The key here is that we are designed to initiate this response when threatened. But once we successfully navigate this threat, our nervous system should regress from a heightened state and relax. Think sleeping dog as opposed to dog constantly barking at the front gate. This has vital consequences for an amazingly broad number of bodily functions and processes. Of most relevance here is the severity and sensitivity of our pain experience and ongoing mental health. The more heightened or 'threatened' your nervous system is, the lower your threshold to pain and the greater your pain experience can be. We horribly underrate this but it's hugely important, particularly with chronic pain conditions like Fibromyalgia.
Maintain A Strong Core
Core strength is not a sexy thing to have. It's not something you can see down at the beach over summer, but it's crucial to support normal function and performance. We can run faster, lift heavier and better prevent injury and stay pain-free just by strengthening our centerpiece.
The challenge here though is that our modern, sedentary lifestyle not only plots its destruction, it demands it. Sitting happily all day unfortunately rarely engages your core. It's often a completely passive existence. You may hit the gym hard for an hour a day, but what do the other 15 waking hours look like? Are you fighting squarely against all the hard work you've been putting in?
If your core is lacking, you may leave the door ajar for back pain and any number of lower limb complaints.
Curate Proper Perspective
It's often hard to see beyond our own pain and injury. The human body will make absolutely sure we know what's going wrong at the time but this real-time focus can often distract from the bigger picture. As a result, important information can remain entirely mysterious. It won't trouble you with the details of it's likely long, slow-onset until it needs to.
If you've developed back pain it makes perfect sense to give it some love. It probably feels tight somewhere and maybe an x-ray will show some Arthritis or a less than perfect disc. But how? And why?
If your hips are stiff and you slouch all day at work, in the car and then on the couch in front of the TV, how do you think that back has been functioning up until it became sore?
The moment you hurt yourself is often the last straw - not the first. It's just often hard to pick up on the important features unless you're specifically keeping an eye out for them.
Perspective is vitally important if you are to understand the likely causes of your pain and injury. Most are not bad luck, nor the result of simple and relatively innocuous things. It may certainly feel the opposite, but a step back will often bring more tangible things in to focus. Things you can change in an attempt to solve the issue entirely.
Use a Foam Roller and Lacrosse Ball
Once armed with the right perspective, the ability to self-mobilize is crucial to stay pain-free and prevent injury. Don't wait for the pain to come to you. Go hunting for hidden stiffness and tightness before it has a chance to build.

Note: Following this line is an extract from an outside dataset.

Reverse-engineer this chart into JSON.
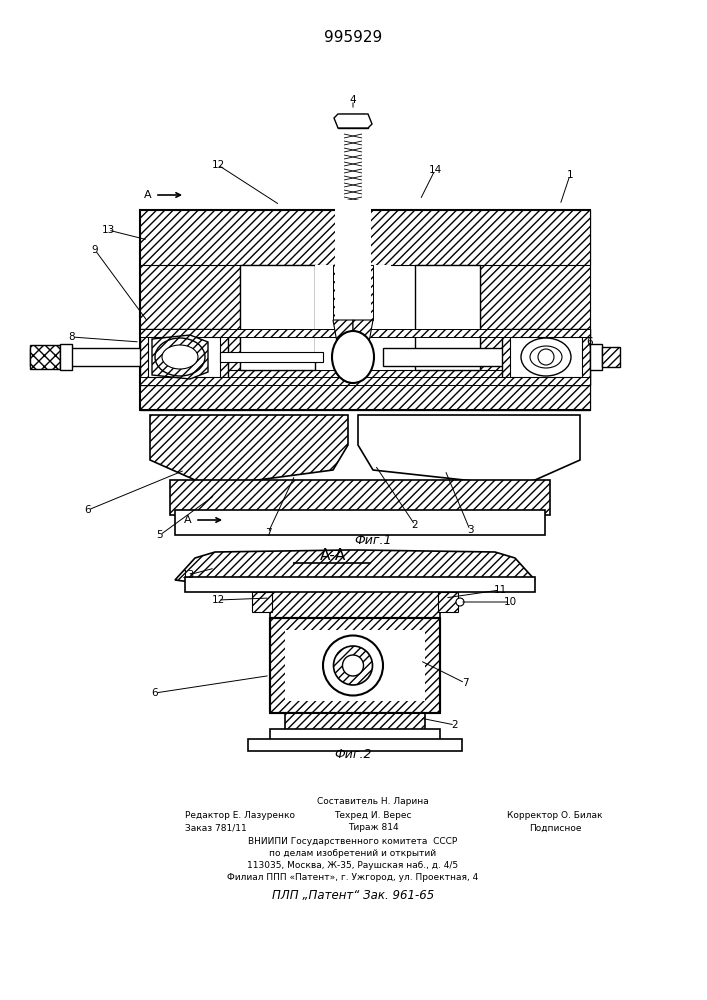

Arm yourself with a foam roller or a grippy lacrosse ball and gently let them press into any areas of restriction. By doing so you'll likely be amazed by three things.
- The number of stiff and tender areas you didn't realize you have
- How quickly these areas can reduce
- How big an impact these areas can have on how you feel globally
Conclusion
In short, you deserve to be and stay pain-free.
If you have a particular pain or injury, it's likely some of these key ideas are already in play. You may just not know it.
The cruel irony here is modern living challenges each of these key ideas. None are necessarily a huge threat in the beginning but can be if left to fester over time.
This isn't an exhaustive list by any means - shout out to sleep quality, nutrition, hydration, and mental health as well, but improving in these seven simple areas will have a meaningful impact on your ability to prevent injury and stay pain-free.
How many are you confidently on top of?